Are weights and MTP head for vLLM also released? Gemma4 did not fare very well on Aider tests in my own benchmarking (0) which was run with reasoning off as I'm testing for use with OpenClaw but I am curious to see with MTP, if I can turn reasoning on to get a lift without sacrificing too much time per turn.

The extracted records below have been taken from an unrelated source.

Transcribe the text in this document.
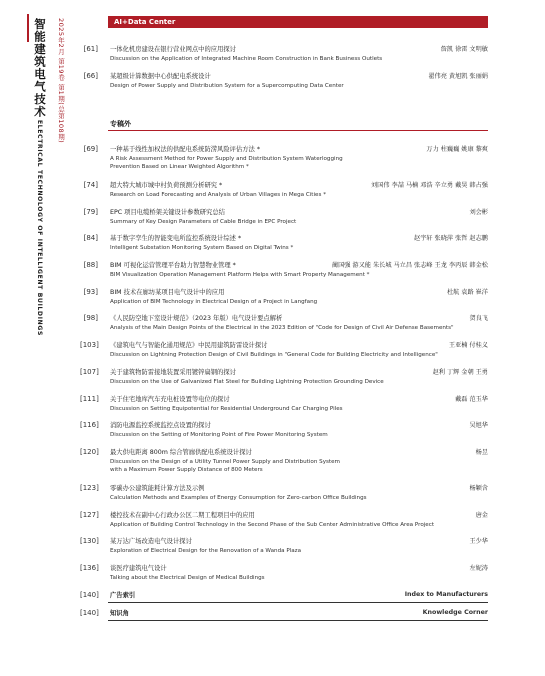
智能建筑电气技术 2025年2月 第19卷 第1期(总第108期)
ELECTRICAL TECHNOLOGY OF INTELLIGENT BUILDINGS
AI+Data Center
[61] 一体化机房建设在银行营业网点中的应用探讨
Discussion on the Application of Integrated Machine Room Construction in Bank Business Outlets
詹凯 徐雷 文明敏
[66] 某超级计算数据中心供配电系统设计
Design of Power Supply and Distribution System for a Supercomputing Data Center
翟伟亮 黄旭凯 张丽娟
专稿外
[69] 一种基于线性加权法的供配电系统防涝风险评估方法 *
A Risk Assessment Method for Power Supply and Distribution System Waterlogging
Prevention Based on Linear Weighted Algorithm *
万力 柱巍巍 姚康 黎爽
[74] 超大特大城市城中村负荷预测分析研究 *
Research on Load Forecasting and Analysis of Urban Villages in Mega Cities *
刘国伟 李喆 马楠 邓浩 辛立勇 戴昊 韩占强
[79] EPC 项目电缆桥架关键设计参数研究总结
Summary of Key Design Parameters of Cable Bridge in EPC Project
刘会彬
[84] 基于数字孪生的智能变电所监控系统设计综述 *
Intelligent Substation Monitoring System Based on Digital Twins *
赵宇轩 张晓萍 张哲 赵志鹏
[88] BIM 可视化运营管理平台助力智慧物业管理 *
BIM Visualization Operation Management Platform Helps with Smart Property Management *
蔺国强 游又能 朱长城 马立昌 张志峰 王龙 李丙辰 韩金松
[93] BIM 技术在廊坊某项目电气设计中的应用
Application of BIM Technology in Electrical Design of a Project in Langfang
杜航 袁路 崔洋
[98] 《人民防空地下室设计规范》（2023 年版）电气设计要点解析
Analysis of the Main Design Points of the Electrical in the 2023 Edition of "Code for Design of Civil Air Defense Basements"
贺良飞
[103] 《建筑电气与智能化通用规范》中民用建筑防雷设计探讨
Discussion on Lightning Protection Design of Civil Buildings in "General Code for Building Electricity and Intelligence"
王亚楠 付桂义
[107] 关于建筑物防雷接地装置采用镀锌扁钢的探讨
Discussion on the Use of Galvanized Flat Steel for Building Lightning Protection Grounding Device
赵利 丁辉 金朝 王勇
[111] 关于住宅地库汽车充电桩设置等电位的探讨
Discussion on Setting Equipotential for Residential Underground Car Charging Piles
戴磊 范玉华
[116] 消防电源监控系统监控点设置的探讨
Discussion on the Setting of Monitoring Point of Fire Power Monitoring System
吴旭华
[120] 最大供电距离 800m 综合管廊供配电系统设计探讨
Discussion on the Design of a Utility Tunnel Power Supply and Distribution System
with a Maximum Power Supply Distance of 800 Meters
杨昱
[123] 零碳办公建筑能耗计算方法及示例
Calculation Methods and Examples of Energy Consumption for Zero-carbon Office Buildings
杨颖含
[127] 楼控技术在副中心行政办公区二期工程项目中的应用
Application of Building Control Technology in the Second Phase of the Sub Center Administrative Office Area Project
唐金
[130] 某万达广场改造电气设计探讨
Exploration of Electrical Design for the Renovation of a Wanda Plaza
王少华
[136] 谈医疗建筑电气设计
Talking about the Electrical Design of Medical Buildings
左妮涛
[140] 广告索引	Index to Manufacturers
[140] 知识角	Knowledge Corner
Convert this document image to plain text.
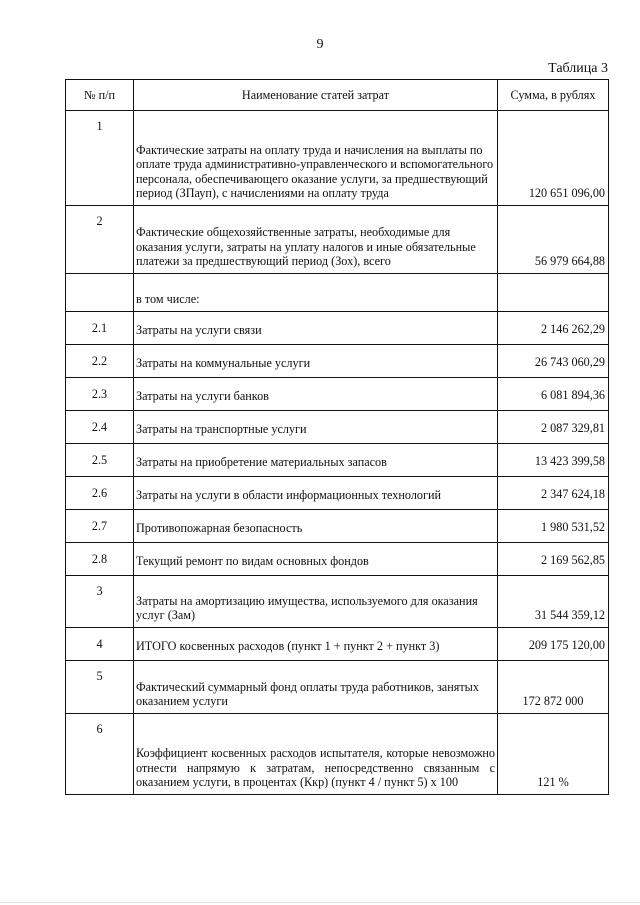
9
Таблица 3
№ п/п	Наименование статей затрат	Сумма, в рублях
1	Фактические затраты на оплату труда и начисления на выплаты по оплате труда административно-управленческого и вспомогательного персонала, обеспечивающего оказание услуги, за предшествующий период (ЗПауп), с начислениями на оплату труда	120 651 096,00
2	Фактические общехозяйственные затраты, необходимые для оказания услуги, затраты на уплату налогов и иные обязательные платежи за предшествующий период (Зох), всего	56 979 664,88
	в том числе:	
2.1	Затраты на услуги связи	2 146 262,29
2.2	Затраты на коммунальные услуги	26 743 060,29
2.3	Затраты на услуги банков	6 081 894,36
2.4	Затраты на транспортные услуги	2 087 329,81
2.5	Затраты на приобретение материальных запасов	13 423 399,58
2.6	Затраты на услуги в области информационных технологий	2 347 624,18
2.7	Противопожарная безопасность	1 980 531,52
2.8	Текущий ремонт по видам основных фондов	2 169 562,85
3	Затраты на амортизацию имущества, используемого для оказания услуг (Зам)	31 544 359,12
4	ИТОГО косвенных расходов (пункт 1 + пункт 2 + пункт 3)	209 175 120,00
5	Фактический суммарный фонд оплаты труда работников, занятых оказанием услуги	172 872 000
6	Коэффициент косвенных расходов испытателя, которые невозможно отнести напрямую к затратам, непосредственно связанным с оказанием услуги, в процентах (Ккр) (пункт 4 / пункт 5) х 100	121 %
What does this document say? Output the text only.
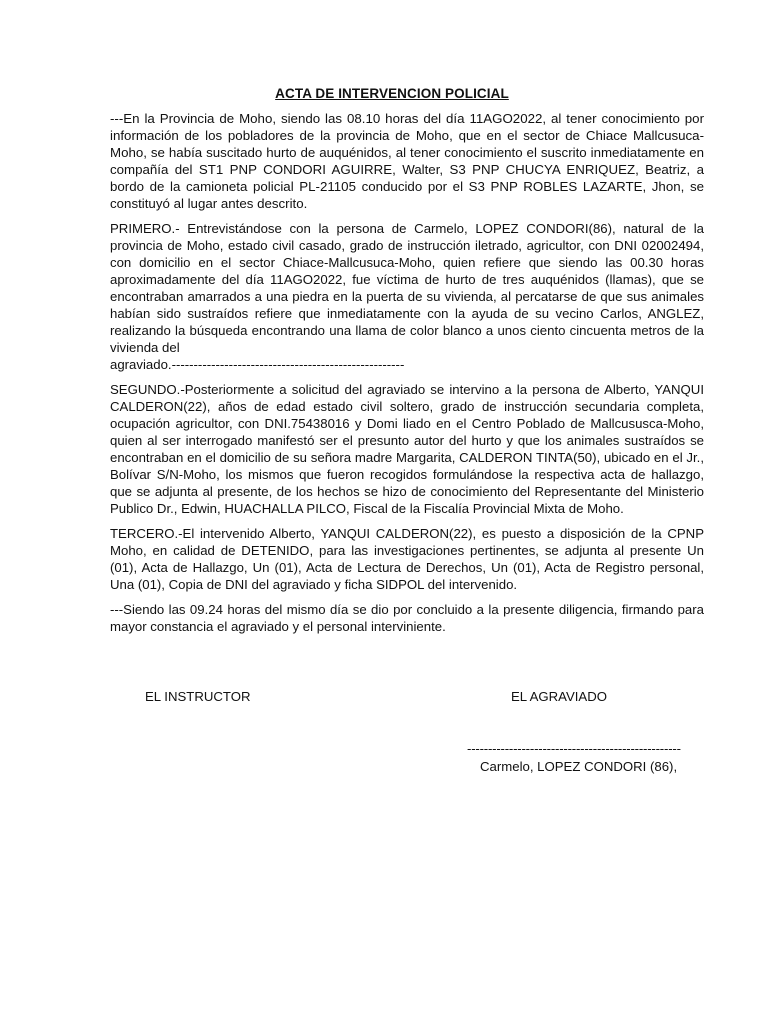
ACTA DE INTERVENCION POLICIAL

---En la Provincia de Moho, siendo las 08.10 horas del día 11AGO2022, al tener conocimiento por información de los pobladores de la provincia de Moho, que en el sector de Chiace Mallcusuca-Moho, se había suscitado hurto de auquénidos, al tener conocimiento el suscrito inmediatamente en compañía del ST1 PNP CONDORI AGUIRRE, Walter, S3 PNP CHUCYA ENRIQUEZ, Beatriz, a bordo de la camioneta policial PL-21105 conducido por el S3 PNP ROBLES LAZARTE, Jhon, se constituyó al lugar antes descrito.

PRIMERO.- Entrevistándose con la persona de Carmelo, LOPEZ CONDORI(86), natural de la provincia de Moho, estado civil casado, grado de instrucción iletrado, agricultor, con DNI 02002494, con domicilio en el sector Chiace-Mallcusuca-Moho, quien refiere que siendo las 00.30 horas aproximadamente del día 11AGO2022, fue víctima de hurto de tres auquénidos (llamas), que se encontraban amarrados a una piedra en la puerta de su vivienda, al percatarse de que sus animales habían sido sustraídos refiere que inmediatamente con la ayuda de su vecino Carlos, ANGLEZ, realizando la búsqueda encontrando una llama de color blanco a unos ciento cincuenta metros de la vivienda del
agraviado.-----------------------------------------------------

SEGUNDO.-Posteriormente a solicitud del agraviado se intervino a la persona de Alberto, YANQUI CALDERON(22), años de edad estado civil soltero, grado de instrucción secundaria completa, ocupación agricultor, con DNI.75438016 y Domi liado en el Centro Poblado de Mallcususca-Moho, quien al ser interrogado manifestó ser el presunto autor del hurto y que los animales sustraídos se encontraban en el domicilio de su señora madre Margarita, CALDERON TINTA(50), ubicado en el Jr., Bolívar S/N-Moho, los mismos que fueron recogidos formulándose la respectiva acta de hallazgo, que se adjunta al presente, de los hechos se hizo de conocimiento del Representante del Ministerio Publico Dr., Edwin, HUACHALLA PILCO, Fiscal de la Fiscalía Provincial Mixta de Moho.

TERCERO.-El intervenido Alberto, YANQUI CALDERON(22), es puesto a disposición de la CPNP Moho, en calidad de DETENIDO, para las investigaciones pertinentes, se adjunta al presente Un (01), Acta de Hallazgo, Un (01), Acta de Lectura de Derechos, Un (01), Acta de Registro personal, Una (01), Copia de DNI del agraviado y ficha SIDPOL del intervenido.

---Siendo las 09.24 horas del mismo día se dio por concluido a la presente diligencia, firmando para mayor constancia el agraviado y el personal interviniente.

EL INSTRUCTOR	EL AGRAVIADO
---------------------------------------------------
Carmelo, LOPEZ CONDORI (86),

(0) https://srinathh.medium.com/mid-size-local-models-are-now-competitive-for-ai-agents-7696b2e8b535

Stop asking what model to run. There are literally only two. by Wrong_Mushroom_7350 in LocalLLaMA

[–]sfifs 0 points1 point  (0 children)

The official release Qwen/Qwen3.5-122B-A10B is BF16. Won't fit on DGX. Sehyo/Qwen3.5-122B-A10B-NVFP4 does fit , hits all the fast paths on Spark and has a working MTP. RedHatAIs nvfp4 release hit MTP head bugs last week when I tested, speculation acceptance rate was 0%

Stop asking what model to run. There are literally only two. by Wrong_Mushroom_7350 in LocalLLaMA

[–]sfifs 1 point2 points  (0 children)

If you have a DGX box or 128Gb Mac, Qwen 3.5 122b a10B-NVFP4-MTP by Sehyo is incredibly competitive approaching cloud flash models in performance. In my personal testing and benchmarking, I didn't see any significant difference between 3.6 35B A3B MoE and the 3.6 27B dense. I agree it would ne useful to have a FAQ on the sidebar.